Unfortunately, it also increases the cost of using this printer, which is already too high. And, since we can’t figure out when the Photo Black cartridge kicks in, it’s not included in the following cost per page estimates; assume that any page with a lot of black on it, as well as photos, uses the fifth tank, thereby increasing the cost of the page.

When you use this printer’s high-yield tanks, which, according to Epson, cost $24.99 for the 500-yield black cartridge and the color tanks run $18.99 and are good for about 650 prints. Using this these numbers, we calculated the black-and-white CPP at 5 cents, and the color output about 13.7 cents per page.

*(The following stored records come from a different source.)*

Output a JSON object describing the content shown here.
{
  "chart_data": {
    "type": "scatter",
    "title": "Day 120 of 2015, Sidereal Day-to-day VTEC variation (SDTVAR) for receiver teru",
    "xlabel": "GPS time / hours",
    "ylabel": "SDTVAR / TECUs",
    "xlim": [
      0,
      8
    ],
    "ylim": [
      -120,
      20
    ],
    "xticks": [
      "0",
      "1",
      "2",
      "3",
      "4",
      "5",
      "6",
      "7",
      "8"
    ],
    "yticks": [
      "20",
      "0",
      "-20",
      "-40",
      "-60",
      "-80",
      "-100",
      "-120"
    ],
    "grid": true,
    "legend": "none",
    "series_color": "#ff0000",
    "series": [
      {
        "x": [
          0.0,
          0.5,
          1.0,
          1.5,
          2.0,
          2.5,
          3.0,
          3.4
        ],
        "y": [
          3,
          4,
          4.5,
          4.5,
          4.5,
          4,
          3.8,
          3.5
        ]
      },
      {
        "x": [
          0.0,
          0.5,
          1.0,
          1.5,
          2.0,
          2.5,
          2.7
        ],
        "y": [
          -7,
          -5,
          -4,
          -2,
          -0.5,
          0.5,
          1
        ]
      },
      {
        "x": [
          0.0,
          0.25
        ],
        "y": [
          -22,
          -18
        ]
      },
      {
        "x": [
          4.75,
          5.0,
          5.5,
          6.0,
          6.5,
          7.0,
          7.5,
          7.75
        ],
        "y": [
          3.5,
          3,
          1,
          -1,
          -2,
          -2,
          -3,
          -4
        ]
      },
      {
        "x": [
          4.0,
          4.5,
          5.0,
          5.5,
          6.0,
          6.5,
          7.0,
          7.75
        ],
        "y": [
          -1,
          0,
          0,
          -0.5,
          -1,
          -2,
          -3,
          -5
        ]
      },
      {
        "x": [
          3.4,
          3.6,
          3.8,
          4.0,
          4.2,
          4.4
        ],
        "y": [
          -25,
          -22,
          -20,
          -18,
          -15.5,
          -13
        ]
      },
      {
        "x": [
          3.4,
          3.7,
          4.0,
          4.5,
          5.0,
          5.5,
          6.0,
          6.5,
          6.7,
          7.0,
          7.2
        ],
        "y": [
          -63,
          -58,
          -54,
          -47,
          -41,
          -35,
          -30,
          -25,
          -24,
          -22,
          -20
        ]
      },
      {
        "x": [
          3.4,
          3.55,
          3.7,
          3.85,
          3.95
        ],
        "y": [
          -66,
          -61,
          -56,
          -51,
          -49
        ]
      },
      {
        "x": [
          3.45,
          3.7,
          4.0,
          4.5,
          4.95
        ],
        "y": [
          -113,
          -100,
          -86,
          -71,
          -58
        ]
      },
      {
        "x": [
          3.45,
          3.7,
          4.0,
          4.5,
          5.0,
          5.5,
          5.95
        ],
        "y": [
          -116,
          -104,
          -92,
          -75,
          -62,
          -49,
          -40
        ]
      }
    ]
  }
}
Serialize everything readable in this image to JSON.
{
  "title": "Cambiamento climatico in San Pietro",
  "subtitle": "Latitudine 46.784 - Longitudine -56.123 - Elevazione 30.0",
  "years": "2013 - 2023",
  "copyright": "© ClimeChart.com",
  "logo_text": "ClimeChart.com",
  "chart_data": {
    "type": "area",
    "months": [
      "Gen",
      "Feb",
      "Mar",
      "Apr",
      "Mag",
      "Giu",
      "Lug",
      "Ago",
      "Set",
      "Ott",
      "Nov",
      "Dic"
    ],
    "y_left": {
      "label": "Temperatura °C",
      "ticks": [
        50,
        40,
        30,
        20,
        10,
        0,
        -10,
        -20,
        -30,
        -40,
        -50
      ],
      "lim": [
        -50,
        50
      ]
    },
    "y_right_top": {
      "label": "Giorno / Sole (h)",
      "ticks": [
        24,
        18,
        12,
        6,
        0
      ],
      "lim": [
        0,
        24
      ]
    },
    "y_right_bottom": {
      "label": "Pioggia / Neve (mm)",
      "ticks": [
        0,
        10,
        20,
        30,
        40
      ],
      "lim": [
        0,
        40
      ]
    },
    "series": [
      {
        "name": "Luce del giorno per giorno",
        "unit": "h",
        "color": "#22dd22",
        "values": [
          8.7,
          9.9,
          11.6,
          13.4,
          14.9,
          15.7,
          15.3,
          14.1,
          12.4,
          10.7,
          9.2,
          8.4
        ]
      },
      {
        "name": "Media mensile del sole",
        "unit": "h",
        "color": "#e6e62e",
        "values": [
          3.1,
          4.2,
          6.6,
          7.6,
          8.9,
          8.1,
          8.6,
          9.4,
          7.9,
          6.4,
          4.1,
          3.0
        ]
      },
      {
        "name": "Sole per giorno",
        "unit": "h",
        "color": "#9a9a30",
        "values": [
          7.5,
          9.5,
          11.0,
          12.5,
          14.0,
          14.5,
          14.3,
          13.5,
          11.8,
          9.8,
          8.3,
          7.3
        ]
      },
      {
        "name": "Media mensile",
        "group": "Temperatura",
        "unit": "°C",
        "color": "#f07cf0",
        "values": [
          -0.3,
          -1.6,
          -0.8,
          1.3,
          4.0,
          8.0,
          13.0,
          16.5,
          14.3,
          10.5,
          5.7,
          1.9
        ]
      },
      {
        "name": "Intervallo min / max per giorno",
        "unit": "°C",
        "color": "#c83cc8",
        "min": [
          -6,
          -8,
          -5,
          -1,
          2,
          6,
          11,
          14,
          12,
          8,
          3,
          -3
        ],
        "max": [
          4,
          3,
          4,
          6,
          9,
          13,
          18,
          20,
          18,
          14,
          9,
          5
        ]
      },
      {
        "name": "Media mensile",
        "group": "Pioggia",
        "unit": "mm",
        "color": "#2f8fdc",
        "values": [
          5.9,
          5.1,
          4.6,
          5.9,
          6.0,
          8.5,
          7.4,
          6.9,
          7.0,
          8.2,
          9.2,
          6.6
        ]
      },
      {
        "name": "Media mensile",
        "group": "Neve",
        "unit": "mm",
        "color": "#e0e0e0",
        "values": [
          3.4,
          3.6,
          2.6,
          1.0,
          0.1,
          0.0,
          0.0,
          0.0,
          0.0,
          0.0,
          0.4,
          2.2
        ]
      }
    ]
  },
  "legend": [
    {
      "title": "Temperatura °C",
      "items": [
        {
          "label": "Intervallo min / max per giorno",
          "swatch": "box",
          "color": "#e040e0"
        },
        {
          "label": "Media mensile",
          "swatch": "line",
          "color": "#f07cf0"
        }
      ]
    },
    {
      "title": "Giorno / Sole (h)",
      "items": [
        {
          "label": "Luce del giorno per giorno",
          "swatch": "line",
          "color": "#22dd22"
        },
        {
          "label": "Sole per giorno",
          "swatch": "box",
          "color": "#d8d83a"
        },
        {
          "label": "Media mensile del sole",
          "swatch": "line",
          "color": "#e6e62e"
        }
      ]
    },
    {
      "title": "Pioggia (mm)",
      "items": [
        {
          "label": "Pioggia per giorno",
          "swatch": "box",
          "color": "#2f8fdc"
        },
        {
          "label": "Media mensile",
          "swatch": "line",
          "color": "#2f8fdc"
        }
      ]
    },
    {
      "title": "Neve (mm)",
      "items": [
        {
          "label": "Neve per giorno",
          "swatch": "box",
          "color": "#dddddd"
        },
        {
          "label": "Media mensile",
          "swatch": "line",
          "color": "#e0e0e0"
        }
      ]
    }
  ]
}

Again, these figures don’t take the Photo Black ink into consideration. In any case, they’re high enough that you wouldn’t want to print or copy more than a few hundred pages per month. Anything more than that and you might want to consider something designed for higher volume, perhaps one of Epson’s WorkForce models, such as the WorkForce Pro WF-4630 All-in-One.

The End

The Epson Expression XP-630 Small-in-One Printer is handy as a personal printer, or perhaps a home printer, but only if your family does a minimal amount of printing and copying each month. It’s not really built to work very hard, but what it does do it does reasonably well. It’s especially a good deal if you shop around and find it for $90.

Across the board, perhaps this Small-in-One is one Canon's photo-centric Pixmas, such as the six-ink Pixma MG7720, or perhaps the cheaper, five-ink models, like the Pixma MG6820. Unfortunately, these Pixmas, while they do have scanners, they too don't have automatic document feeders (ADFs) for feeding original documents to the scanner.